The committee, Reichmanis notes, urges the development of a framework to guide chemical plant managers when selecting among inherently safer alternatives and weighing the impact of these choices on safety, the environment, and product yield. The Chemical Safety & Hazard Investigation Board (CSB) or another entity, she says, should establish a work group to develop this framework.

Congress mandated the NRC study in 2009, during CSB’s investigation of a 2008 accident at the Bayer CropScience plant near Charleston, W.Va. Initially, the NRC study was intended to examine the feasibility of reducing or eliminating Bayer’s inventory of the highly toxic compound methyl isocyanate (MIC).

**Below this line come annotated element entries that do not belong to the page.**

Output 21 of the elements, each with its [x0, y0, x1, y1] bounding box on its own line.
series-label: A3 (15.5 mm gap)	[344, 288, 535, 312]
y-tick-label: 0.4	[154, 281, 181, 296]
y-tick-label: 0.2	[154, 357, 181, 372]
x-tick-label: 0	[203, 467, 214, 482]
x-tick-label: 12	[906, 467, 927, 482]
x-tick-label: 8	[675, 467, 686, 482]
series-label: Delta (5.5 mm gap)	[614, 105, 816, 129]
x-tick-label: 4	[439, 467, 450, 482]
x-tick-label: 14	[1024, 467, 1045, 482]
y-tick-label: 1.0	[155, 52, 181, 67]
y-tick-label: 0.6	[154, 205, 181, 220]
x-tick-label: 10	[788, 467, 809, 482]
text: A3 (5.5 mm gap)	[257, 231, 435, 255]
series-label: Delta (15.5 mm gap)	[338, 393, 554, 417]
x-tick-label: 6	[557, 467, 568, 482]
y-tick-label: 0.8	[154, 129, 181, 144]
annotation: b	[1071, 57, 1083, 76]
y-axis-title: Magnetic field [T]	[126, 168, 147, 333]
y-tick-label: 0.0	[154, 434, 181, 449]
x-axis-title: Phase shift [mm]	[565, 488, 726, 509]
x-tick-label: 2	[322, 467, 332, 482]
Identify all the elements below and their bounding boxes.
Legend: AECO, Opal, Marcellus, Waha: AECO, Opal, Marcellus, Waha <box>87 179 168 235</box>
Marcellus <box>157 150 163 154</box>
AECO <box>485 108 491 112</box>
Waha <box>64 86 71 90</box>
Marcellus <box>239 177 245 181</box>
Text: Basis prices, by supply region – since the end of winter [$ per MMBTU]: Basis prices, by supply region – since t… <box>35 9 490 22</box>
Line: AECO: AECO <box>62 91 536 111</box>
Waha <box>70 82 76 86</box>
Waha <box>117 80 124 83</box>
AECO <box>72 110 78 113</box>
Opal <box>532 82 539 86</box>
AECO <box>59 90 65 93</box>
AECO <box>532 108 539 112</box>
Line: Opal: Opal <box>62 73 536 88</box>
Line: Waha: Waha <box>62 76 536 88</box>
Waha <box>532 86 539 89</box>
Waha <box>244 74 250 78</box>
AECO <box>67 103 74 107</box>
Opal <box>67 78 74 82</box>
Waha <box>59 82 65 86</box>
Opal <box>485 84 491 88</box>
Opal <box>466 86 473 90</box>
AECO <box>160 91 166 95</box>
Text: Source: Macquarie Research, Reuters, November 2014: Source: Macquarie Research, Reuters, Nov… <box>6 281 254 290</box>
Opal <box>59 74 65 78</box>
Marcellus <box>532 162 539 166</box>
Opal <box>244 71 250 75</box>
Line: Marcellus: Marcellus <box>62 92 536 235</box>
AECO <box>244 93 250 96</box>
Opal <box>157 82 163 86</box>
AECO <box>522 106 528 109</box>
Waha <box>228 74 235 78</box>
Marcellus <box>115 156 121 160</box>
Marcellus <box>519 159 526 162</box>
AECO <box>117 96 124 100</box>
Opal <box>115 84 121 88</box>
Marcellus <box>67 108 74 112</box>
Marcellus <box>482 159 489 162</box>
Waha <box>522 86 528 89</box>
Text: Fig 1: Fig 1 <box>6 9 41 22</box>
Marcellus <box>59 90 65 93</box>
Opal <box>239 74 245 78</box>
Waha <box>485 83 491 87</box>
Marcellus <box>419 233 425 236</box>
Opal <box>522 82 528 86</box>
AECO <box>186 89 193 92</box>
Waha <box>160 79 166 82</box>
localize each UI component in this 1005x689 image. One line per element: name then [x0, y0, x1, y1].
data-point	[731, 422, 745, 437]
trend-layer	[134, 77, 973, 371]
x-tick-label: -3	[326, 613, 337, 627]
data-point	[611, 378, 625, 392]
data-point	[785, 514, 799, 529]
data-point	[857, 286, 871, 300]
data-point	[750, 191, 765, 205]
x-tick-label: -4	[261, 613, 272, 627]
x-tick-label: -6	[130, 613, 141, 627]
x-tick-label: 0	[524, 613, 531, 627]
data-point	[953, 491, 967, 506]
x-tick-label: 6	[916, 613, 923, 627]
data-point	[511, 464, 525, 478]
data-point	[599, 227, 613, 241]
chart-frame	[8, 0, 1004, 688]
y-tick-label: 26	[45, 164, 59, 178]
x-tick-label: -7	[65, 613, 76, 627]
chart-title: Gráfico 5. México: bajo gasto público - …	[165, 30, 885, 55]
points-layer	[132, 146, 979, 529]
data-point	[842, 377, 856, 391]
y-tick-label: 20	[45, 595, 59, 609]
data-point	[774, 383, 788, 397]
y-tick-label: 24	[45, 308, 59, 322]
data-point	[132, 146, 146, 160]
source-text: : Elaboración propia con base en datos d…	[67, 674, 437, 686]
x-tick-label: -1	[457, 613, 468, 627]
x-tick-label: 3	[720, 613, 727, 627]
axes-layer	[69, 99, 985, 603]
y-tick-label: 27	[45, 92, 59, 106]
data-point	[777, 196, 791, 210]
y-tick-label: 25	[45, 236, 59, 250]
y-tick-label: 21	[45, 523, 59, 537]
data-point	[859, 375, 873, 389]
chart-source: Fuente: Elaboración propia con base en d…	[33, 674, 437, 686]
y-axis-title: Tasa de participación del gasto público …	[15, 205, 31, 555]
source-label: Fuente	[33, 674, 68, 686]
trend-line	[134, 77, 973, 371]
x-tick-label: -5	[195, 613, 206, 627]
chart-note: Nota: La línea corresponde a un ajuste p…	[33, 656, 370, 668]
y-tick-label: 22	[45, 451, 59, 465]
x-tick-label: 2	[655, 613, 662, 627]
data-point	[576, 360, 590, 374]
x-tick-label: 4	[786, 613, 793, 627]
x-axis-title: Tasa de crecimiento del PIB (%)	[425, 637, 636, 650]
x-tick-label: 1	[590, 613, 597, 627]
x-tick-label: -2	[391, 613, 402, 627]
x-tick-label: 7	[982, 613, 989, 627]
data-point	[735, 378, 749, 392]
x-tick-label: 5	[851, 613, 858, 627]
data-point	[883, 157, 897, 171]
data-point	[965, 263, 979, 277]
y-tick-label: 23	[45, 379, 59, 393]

Two workers died in the 2008 accident. The blast raised community concern because it endangered an aboveground storage tank holding 13,000 lb of MIC, the same chemical that caused the deaths of nearly 3,800 people in Bhopal, India, in 1984. In response, Bayer reduced on-site storage of MIC in August 2009. A year later, Bayer eliminated use of MIC at the plant. However, NRC continued its investigation, broadening the examination to include a study of applying inherently safer process analysis at chemical plants.

“Bayer implicitly considered inherently safer designs,” Reichmanis notes, “but not explicitly.” As a result, she says, Bayer’s examination was too narrow. For instance, she notes, Bayer did not give adequate weight to the community’s role in promoting process safety, which has proven valuable to communities around chemical plants in New Jersey and California.

The report, says CSB Chairperson Rafael Moure Eraso, should “serve as a model for Bayer and the chemical industry about how to assess and reduce toxic chemical hazards and build effective relationships with the surrounding community.”

Bayer says it has not yet reviewed the report and is withholding comment.

Responding to the report, two chemical industry trade associations—the American Chemistry Council and the Society of Chemical Manufacturers & Affiliates—stress their support for inherently safer process analysis. However, ACC recommends that the Center for Chemical Process Safety, a chemical industry group, rather than CSB lead the work group. SOCMA warns against shifting risk because of process changes and urges CSB to allow industry and other organizations to join the work group.

NRC plans to hold a community meeting about the report near the Bayer plant in Charleston, but no date has been set.